Era urgente lembrar onde pusera a arma, porque o ladrão não iria ficar esperando no corredor até que a localizasse.
Admitindo-se que ele preferiu se dirigir ao escritório, que está sempre de porta aberta e, àquela hora, vazio, dediquei-me a tentar descobrir onde, pela lógica, teria escondido o maldito revólver.
- Terá sido no guarda-roupas? Mas, se foi ali, em qual das gavetas? Tem quatro gavetas externas e várias menores internas, onde guardo camisas, cuecas, meias... Na gaveta das cuecas não foi, porque essa eu abro todos os dias... E me vem então um pensamento aterrador: vai ver pus na estante menor do escritório.
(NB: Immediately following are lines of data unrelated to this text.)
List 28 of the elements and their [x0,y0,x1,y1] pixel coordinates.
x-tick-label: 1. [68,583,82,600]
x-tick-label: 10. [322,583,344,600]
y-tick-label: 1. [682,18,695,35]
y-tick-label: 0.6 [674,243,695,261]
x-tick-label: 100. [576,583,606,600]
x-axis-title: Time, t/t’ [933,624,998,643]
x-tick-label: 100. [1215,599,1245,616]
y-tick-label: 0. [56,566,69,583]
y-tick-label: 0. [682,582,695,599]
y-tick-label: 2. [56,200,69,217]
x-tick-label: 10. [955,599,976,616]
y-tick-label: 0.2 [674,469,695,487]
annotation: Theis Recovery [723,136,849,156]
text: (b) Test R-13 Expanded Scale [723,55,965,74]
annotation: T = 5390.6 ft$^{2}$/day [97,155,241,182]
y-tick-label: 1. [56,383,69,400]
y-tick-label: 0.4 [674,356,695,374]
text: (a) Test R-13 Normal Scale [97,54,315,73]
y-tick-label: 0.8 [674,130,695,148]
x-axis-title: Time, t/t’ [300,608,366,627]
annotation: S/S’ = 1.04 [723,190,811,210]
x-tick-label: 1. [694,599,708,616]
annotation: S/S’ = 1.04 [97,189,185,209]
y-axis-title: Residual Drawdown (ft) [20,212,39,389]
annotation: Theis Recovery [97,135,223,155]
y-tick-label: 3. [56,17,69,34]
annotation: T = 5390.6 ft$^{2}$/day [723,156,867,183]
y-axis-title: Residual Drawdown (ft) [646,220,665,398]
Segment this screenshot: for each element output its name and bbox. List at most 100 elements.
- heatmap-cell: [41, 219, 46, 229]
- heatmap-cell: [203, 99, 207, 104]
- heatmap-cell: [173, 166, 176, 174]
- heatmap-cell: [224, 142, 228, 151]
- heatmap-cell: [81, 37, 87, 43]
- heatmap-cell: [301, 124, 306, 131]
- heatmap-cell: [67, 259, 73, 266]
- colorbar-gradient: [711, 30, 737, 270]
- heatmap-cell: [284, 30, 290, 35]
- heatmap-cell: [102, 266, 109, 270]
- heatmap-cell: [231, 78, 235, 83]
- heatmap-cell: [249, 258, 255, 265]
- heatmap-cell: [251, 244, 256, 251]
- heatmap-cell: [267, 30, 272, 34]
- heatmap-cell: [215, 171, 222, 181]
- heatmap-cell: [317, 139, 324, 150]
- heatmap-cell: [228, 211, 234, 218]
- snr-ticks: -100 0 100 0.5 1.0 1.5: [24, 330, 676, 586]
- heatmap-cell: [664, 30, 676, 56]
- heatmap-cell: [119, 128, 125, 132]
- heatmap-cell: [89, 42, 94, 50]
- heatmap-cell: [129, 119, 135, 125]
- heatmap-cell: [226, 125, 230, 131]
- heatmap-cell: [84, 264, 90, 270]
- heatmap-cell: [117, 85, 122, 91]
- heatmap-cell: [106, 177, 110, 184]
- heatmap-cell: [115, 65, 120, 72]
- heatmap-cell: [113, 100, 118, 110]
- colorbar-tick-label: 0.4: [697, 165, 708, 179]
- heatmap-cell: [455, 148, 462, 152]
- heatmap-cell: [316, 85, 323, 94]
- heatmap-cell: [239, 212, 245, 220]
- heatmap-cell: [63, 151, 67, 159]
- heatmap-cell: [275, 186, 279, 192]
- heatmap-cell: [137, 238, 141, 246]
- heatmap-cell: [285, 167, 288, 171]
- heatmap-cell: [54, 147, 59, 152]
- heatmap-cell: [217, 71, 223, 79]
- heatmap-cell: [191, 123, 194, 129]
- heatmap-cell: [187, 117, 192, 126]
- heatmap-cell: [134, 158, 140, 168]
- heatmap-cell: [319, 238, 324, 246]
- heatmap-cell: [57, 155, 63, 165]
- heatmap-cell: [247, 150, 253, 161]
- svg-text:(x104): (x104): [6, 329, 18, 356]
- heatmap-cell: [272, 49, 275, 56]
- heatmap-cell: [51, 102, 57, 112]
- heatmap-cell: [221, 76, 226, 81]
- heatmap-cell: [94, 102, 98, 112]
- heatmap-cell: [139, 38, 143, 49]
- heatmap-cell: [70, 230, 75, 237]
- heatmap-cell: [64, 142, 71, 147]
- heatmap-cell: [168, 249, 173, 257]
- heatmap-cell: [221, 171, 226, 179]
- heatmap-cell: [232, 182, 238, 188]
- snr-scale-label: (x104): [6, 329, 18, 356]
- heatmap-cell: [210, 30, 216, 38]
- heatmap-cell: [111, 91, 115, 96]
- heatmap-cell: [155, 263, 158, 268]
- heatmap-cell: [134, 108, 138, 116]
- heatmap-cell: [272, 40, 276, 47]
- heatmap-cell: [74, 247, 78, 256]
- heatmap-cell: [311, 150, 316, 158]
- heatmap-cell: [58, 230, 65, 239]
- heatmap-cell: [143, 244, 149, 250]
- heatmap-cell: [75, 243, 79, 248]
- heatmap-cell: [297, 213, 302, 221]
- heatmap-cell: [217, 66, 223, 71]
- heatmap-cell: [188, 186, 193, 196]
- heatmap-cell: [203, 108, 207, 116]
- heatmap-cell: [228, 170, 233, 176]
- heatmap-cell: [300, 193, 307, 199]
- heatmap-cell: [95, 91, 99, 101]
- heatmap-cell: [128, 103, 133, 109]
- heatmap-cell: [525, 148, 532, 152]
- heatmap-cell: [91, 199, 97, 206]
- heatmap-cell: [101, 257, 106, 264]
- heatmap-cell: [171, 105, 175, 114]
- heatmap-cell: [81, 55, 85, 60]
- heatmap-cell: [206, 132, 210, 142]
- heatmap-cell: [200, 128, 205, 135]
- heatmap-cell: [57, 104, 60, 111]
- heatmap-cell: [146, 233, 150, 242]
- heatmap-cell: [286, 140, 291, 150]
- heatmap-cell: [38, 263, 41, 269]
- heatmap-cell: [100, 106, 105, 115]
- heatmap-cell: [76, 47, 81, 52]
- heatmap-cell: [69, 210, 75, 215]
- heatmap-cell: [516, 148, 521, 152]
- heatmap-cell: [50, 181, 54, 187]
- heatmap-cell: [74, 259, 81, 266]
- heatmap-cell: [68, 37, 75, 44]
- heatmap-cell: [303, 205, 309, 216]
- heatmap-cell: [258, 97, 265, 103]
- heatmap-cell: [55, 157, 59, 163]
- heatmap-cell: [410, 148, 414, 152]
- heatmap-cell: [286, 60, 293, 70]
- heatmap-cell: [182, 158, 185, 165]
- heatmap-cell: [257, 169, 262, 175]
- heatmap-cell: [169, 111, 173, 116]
Se foi, estou perdido; o assaltante vai ter dois revólveres e eu, nenhum! É azar demais! Começo a me arrepender de ter comprado a arma.
Mas aí uma luz acende no meu cérebro e me faz lembrar do lugar exato onde guardara a arma: sim, na única gaveta da cômoda que tem fechadura! Foi lá, tenho certeza. Mas e a chave da gaveta? Onde será que pus a chave da gaveta da cômoda?!
Vamos admitir, por mais implausível que seja, que me lembrei de onde pusera a chave. Vou lá, pego-a, abro a gaveta e o revólver está efetivamente lá. Seguro-o, nervoso, saio andando na direção do bandido, que, supõe-se, está no escritório buscando o que roubar. Da porta, vejo-o agachado, mexendo na gaveta da escrivaninha. Ao clarão da luz da rua que entra pela janela, percebo que se trata de um garoto de uns 16 anos e que está armado. Aponto o revólver, mas não consigo atirar: é um menino. Fico com a arma apontada e grito-lhe:
- Largue a arma. Está preso!
Ele se rola no chão e, deitado, dispara um tiro certeiro em meu peito e me mata!
Antes de soltar o último suspiro, ainda penso:
- A polícia é que deve cuidar da segurança dos cidadãos. Afinal de contas, para que se paga imposto?